= Jean-Louis Prieur =

French painter (1759–1795)

Jean-Louis Prieur (1759 – 7 May 1795) was a French painter.

==Life==
Prieur was known as "le jeune" ("the Younger") to distinguish him from his father, the sculptor, artist and engraver Jean-Louis Prieur (1732-1795), a major figure in French neo-classicism. He was born in Paris and influenced by Cochin and Moreau le Jeune. Enthusiastic about the new ideas of the day, he produced more than sixty drawings or "tableaux historiques" (historical scenes) showing episodes from the French Revolution, now held at the Musée Carnavalet. He was a member of the 'section du Faubourg-Poissonnière' and in September 1793 a jury member on the revolutionary tribunal.

Prieur was arrested after the Insurrection of 12 Germinal, Year III, tried alongside Fouquier-Tinville and guillotined in place de Grève on 7 May 1795, only a day after his father's death. He later served as the model for the character of Gamelin in Anatole France's 1912 novel Les dieux ont soif.

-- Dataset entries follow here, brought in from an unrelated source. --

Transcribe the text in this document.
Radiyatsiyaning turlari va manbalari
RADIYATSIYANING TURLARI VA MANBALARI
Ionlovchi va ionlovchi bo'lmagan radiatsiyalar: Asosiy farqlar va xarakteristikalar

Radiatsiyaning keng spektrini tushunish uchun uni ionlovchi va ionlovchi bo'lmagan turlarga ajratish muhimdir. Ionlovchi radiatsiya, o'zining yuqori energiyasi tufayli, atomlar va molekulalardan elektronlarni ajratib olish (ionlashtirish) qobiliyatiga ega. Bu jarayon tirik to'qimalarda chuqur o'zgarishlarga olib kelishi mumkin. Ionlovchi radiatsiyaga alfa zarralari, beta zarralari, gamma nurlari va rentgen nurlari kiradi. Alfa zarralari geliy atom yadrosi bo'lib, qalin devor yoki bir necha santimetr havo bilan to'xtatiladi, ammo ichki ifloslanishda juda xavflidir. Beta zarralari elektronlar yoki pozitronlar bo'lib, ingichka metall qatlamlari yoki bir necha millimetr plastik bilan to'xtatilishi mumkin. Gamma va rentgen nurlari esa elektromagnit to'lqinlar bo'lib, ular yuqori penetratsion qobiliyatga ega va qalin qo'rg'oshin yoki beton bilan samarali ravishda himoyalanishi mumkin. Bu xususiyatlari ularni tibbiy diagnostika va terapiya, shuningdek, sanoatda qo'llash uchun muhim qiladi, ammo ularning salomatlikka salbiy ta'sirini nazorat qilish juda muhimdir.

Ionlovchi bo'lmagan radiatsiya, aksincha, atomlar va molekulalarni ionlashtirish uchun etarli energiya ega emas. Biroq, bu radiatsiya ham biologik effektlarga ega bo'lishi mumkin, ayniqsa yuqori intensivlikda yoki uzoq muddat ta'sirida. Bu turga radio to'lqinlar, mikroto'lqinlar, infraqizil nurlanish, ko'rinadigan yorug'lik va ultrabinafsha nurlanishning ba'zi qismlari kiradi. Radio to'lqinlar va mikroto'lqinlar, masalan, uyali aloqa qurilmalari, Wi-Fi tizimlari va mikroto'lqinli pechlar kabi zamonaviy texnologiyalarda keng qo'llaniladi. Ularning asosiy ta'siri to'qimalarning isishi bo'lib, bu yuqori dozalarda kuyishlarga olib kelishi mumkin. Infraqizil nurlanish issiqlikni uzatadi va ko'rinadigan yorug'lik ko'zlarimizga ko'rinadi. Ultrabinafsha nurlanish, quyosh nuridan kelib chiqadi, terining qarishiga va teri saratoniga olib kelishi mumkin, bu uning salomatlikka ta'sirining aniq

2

A room in the Musée de la Révolution française bears the name of Jean-Louis Prieur.

== Bibliography ==
- Philippe de Carbonnières, Prieur, les Tableaux historiques de la Révolution : Catalogue raisonné des dessins originaux (préface de Claude Mazauric), Association Paris-Musées, Éditions Nicolas Chaudun, 2006, 198 pages ISBN 2879009774.
- Marie-Anne Pirez, Marie-Hélène Trouvelot, Les Prieur, Éditions Archives & Culture, 1993, 96 pages, p. 49.
- Jules Renouvier, Histoire de l'art pendant la révolution, 1789-1804, Paris, Veuve Jules Renouard, 1863, p. 58-60.
- Warren Roberts, Jacques-Louis David and Jean-Louis Prieur, revolutionary artists: the public, the populace, and images of the French Revolution, Suny Press, 2000, 370 pages.